With this additional charge, Sithu Zeya – who is currently serving an eight-year sentence under the Immigration Act and Unlawful Association Act as of December 2010 – faces another seven to 15 years in prison, if the Mingalar Taungnyunt Township Court in Rangoon Region finds him guilty.
In February, the court already sentenced Sithu Zeya’s father and a fellow journalist with the Norway-based Democratic Voice of Burma (DVB), Maung Maung Zeya, to thirteen years in prison under the same three laws. He was arrested shortly after Sithu Zeya in April 2010. Besides being an underground reporter, Maung Maung Zeya is a political dissident.

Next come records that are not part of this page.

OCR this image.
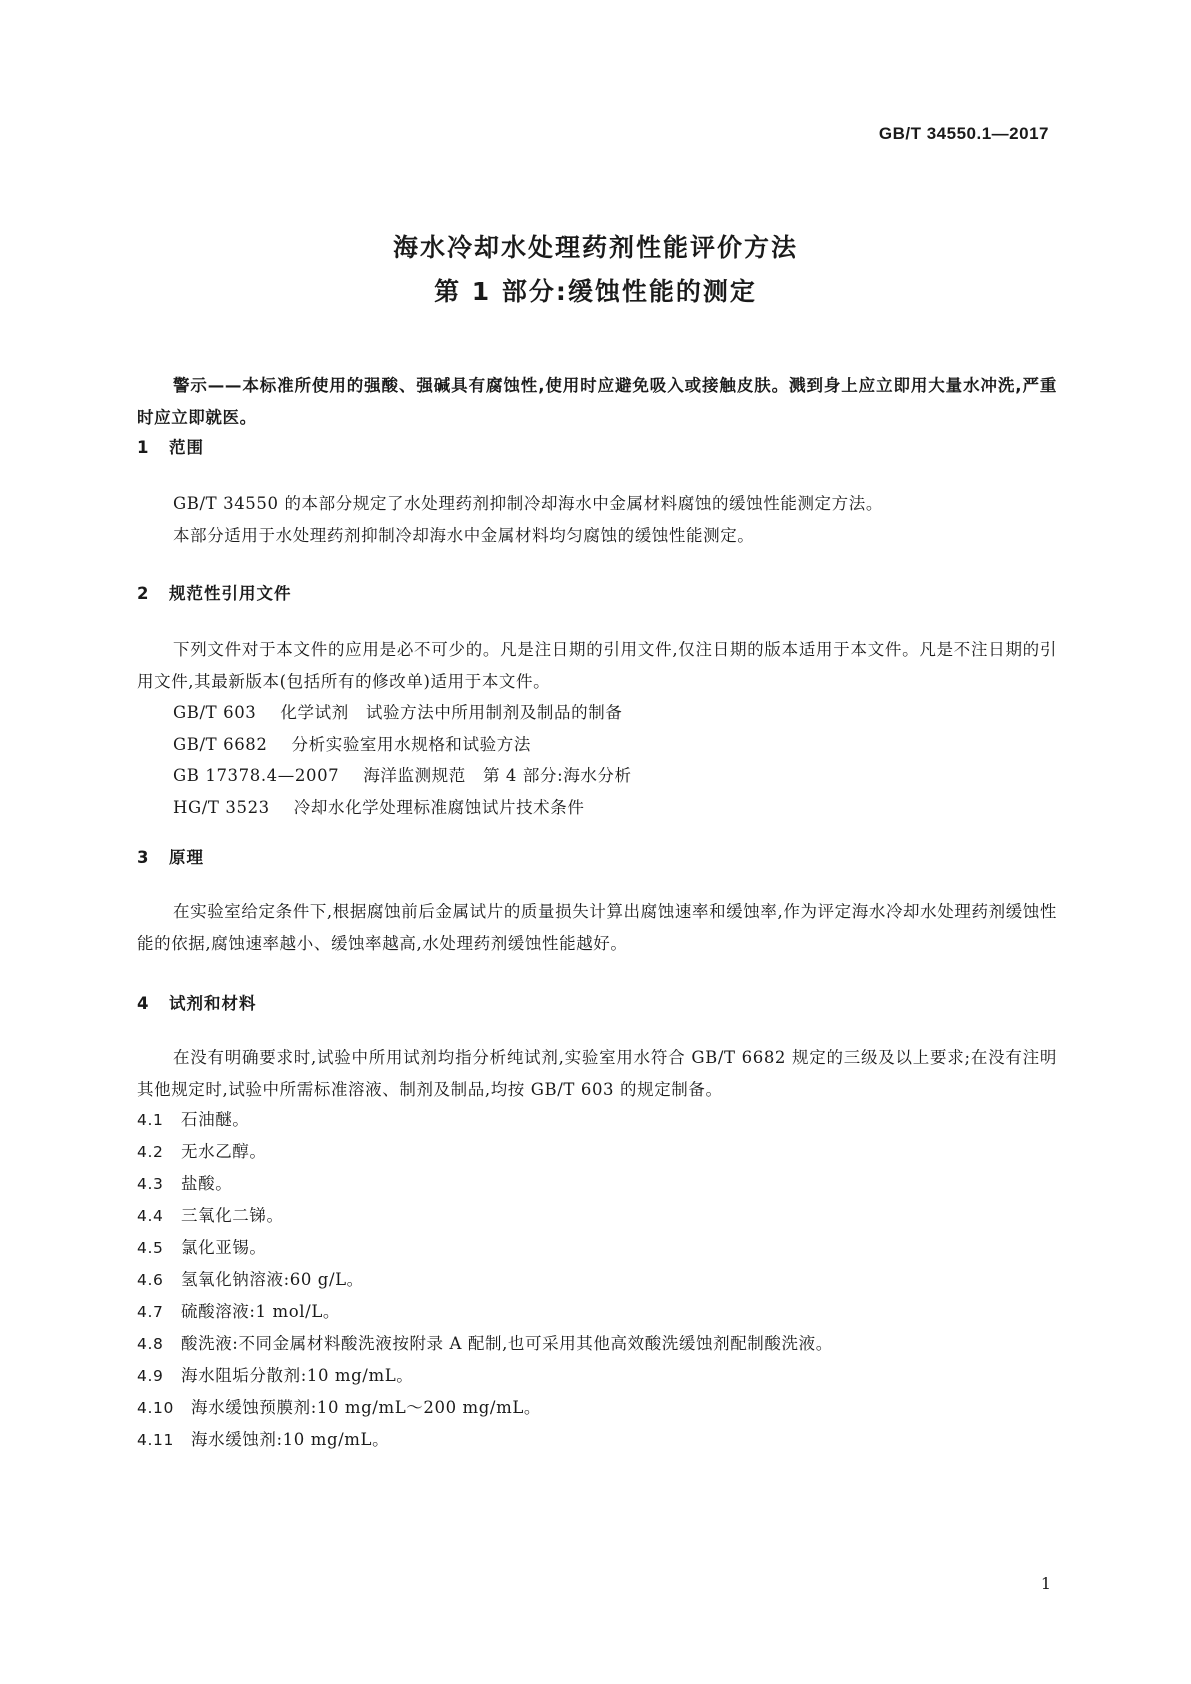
GB/T 34550.1—2017
海水冷却水处理药剂性能评价方法
第 1 部分:缓蚀性能的测定
警示——本标准所使用的强酸、强碱具有腐蚀性,使用时应避免吸入或接触皮肤。溅到身上应立即用大量水冲洗,严重时应立即就医。
1 范围
GB/T 34550 的本部分规定了水处理药剂抑制冷却海水中金属材料腐蚀的缓蚀性能测定方法。
本部分适用于水处理药剂抑制冷却海水中金属材料均匀腐蚀的缓蚀性能测定。
2 规范性引用文件
下列文件对于本文件的应用是必不可少的。凡是注日期的引用文件,仅注日期的版本适用于本文件。凡是不注日期的引用文件,其最新版本(包括所有的修改单)适用于本文件。
GB/T 603 化学试剂　试验方法中所用制剂及制品的制备
GB/T 6682 分析实验室用水规格和试验方法
GB 17378.4—2007 海洋监测规范　第 4 部分:海水分析
HG/T 3523 冷却水化学处理标准腐蚀试片技术条件
3 原理
在实验室给定条件下,根据腐蚀前后金属试片的质量损失计算出腐蚀速率和缓蚀率,作为评定海水冷却水处理药剂缓蚀性能的依据,腐蚀速率越小、缓蚀率越高,水处理药剂缓蚀性能越好。
4 试剂和材料
在没有明确要求时,试验中所用试剂均指分析纯试剂,实验室用水符合 GB/T 6682 规定的三级及以上要求;在没有注明其他规定时,试验中所需标准溶液、制剂及制品,均按 GB/T 603 的规定制备。
4.1 石油醚。
4.2 无水乙醇。
4.3 盐酸。
4.4 三氧化二锑。
4.5 氯化亚锡。
4.6 氢氧化钠溶液:60 g/L。
4.7 硫酸溶液:1 mol/L。
4.8 酸洗液:不同金属材料酸洗液按附录 A 配制,也可采用其他高效酸洗缓蚀剂配制酸洗液。
4.9 海水阻垢分散剂:10 mg/mL。
4.10 海水缓蚀预膜剂:10 mg/mL～200 mg/mL。
4.11 海水缓蚀剂:10 mg/mL。
1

He is now serving his sentence in the Hsipaw Prison in Northern Shan State, about 560 miles from Rangoon.
Sithu Zeya was charged under Section 33 of the Electronic Transactions Law in June 2010. According to his lawyer, Aye Thein, the judges rejected the appeal in a 9 August 2011 hearing, where Sithu Zeya’s mother testified as a witness. A family member told Mizzima that he is now being held in solitary confinement in the Insein Prison after family members reported [allegations] that he had been tortured to the Ministry of Home Affairs and the prison authority. They were told that interrogations have stopped.
Section 33 of the Electronic Transactions Law 2004 prohibits a citizen from disseminating by electronic means any information deemed threatening to the security of the government. Its notoriety was first noticed when it was used along with the Import Export Act to impose a total twenty-year prison sentence on Hla Hla Win, another DVB reporter, in 2009. It was also used to threaten members of the now illegal National League for Democracy (NLD) for posting media statements online.
In July 2011, journalist associations and press freedom advocate groups issued a joint statement calling on the Burmese government to end its routine persecution of journalists, especially when it came to light that Sithu Zeya was tortured in order to force him to admit that Maung Maung Zeya is a fellow underground journalist.